FORWARD LOOKING STATEMENTS
This report contains “forward-looking statements”, including all statements that are not historical facts, and forward looking information within the meaning of the United States Private Securities Litigation Reform Act of 1995 and applicable Canadian Securities legislation. Forward-looking statements include, but are not limited to, statements with respect to the future price of gold, the realization of mineral reserve estimates, the timing and amount of estimated future production, costs of production, capital expenditures, costs and timing of the development of deposits, success of exploration activities, permitting time lines, currency exchange rate fluctuations, requirements for additional capital, government regulation of mining operations, environmental risks, unanticipated reclamation expenses, title disputes or claims and limitations on insurance coverage. Generally, these forward-looking statements can be identified by the use of forward-looking terminology such as “plans”, “expects” or “does not expect”, “is expected”, “budget”, “scheduled”, “estimates”, “forecasts”, “intends”, “anticipates” or “does not anticipate”, or “believes”, or variations of such words and phrases or state that certain actions, events or results “may”, “could”, “would”, “might” or “will be taken”, “occur” or “be achieved”.

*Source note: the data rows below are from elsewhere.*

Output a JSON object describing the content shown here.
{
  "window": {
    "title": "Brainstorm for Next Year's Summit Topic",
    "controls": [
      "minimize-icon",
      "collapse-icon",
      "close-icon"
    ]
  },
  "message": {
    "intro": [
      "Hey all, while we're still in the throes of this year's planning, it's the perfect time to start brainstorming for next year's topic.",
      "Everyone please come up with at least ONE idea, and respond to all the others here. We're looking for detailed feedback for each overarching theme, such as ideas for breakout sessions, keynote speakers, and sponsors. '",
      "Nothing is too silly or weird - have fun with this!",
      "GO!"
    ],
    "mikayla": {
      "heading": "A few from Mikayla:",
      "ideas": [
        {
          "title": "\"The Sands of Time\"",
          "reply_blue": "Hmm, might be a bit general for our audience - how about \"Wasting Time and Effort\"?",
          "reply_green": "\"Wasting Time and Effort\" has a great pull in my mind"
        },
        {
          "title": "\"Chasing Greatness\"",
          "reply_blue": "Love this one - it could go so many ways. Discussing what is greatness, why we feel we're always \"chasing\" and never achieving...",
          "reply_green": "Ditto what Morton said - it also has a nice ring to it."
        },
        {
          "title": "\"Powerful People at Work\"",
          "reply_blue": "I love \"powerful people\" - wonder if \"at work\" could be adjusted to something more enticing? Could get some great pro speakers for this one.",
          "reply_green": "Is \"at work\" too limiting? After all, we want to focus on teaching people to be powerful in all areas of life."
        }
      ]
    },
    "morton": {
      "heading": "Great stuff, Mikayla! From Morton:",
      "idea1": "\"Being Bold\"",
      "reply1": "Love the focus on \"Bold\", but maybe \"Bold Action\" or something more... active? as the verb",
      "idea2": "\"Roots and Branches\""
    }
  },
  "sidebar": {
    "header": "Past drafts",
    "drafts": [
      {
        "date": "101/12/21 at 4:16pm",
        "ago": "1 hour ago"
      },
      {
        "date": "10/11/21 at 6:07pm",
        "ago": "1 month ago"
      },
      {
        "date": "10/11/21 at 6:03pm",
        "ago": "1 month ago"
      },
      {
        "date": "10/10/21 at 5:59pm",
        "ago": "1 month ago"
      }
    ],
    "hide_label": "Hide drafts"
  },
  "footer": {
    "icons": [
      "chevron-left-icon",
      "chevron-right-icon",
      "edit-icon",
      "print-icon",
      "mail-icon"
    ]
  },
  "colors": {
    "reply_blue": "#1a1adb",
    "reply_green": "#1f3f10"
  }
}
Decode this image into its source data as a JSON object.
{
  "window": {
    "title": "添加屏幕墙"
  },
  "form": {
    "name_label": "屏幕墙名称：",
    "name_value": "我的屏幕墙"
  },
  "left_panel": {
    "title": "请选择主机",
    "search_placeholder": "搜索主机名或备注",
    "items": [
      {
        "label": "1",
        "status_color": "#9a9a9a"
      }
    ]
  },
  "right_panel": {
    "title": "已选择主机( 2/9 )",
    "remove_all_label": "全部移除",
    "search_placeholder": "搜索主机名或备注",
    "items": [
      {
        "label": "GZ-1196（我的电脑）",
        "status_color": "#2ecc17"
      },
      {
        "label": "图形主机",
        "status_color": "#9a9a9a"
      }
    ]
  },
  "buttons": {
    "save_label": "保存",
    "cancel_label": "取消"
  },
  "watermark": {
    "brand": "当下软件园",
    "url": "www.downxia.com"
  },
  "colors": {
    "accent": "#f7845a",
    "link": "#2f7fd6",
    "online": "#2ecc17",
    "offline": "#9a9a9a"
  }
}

With respect to forward-looking statements and the information included in this MD&A, we have made numerous assumptions, including, among other things, assumptions about the price of gold, anticipated costs and expenditures and our ability to achieve our goals, even though our management believes that the assumptions made and the expectations represented by such statements or information will prove to be accurate. By their nature, forward-looking statements and information are based on assumptions and involve known and unknown risks, uncertainties and other factors that may cause our actual results, performance or achievements, or industry results, to be materially different from future results, performance or achievements expressed or implied by such forward-looking information. Such risks, uncertainties and other factors include among other things the following: gold price volatility; discrepancies between actual and estimated production and mineral reserves and resources; the speculative nature of gold exploration; mining operational and development risk; and regulatory risks. See our Annual Information Form for additional information on risks, uncertainties and other factors related.
Although the Company has attempted to identify important factors that could cause actual results to differ materially from those contained in forward-looking statements, there may be other factors that cause results not to be as anticipated, estimated or intended. There can be no assurance that such statements will prove to be accurate, as actual results and future events could differ materially from those anticipated in such statements. Accordingly, readers should not place undue reliance on forward-looking statements. The Company does not undertake to update any forward-looking statements that are incorporated by reference herein, except in accordance with applicable securities laws.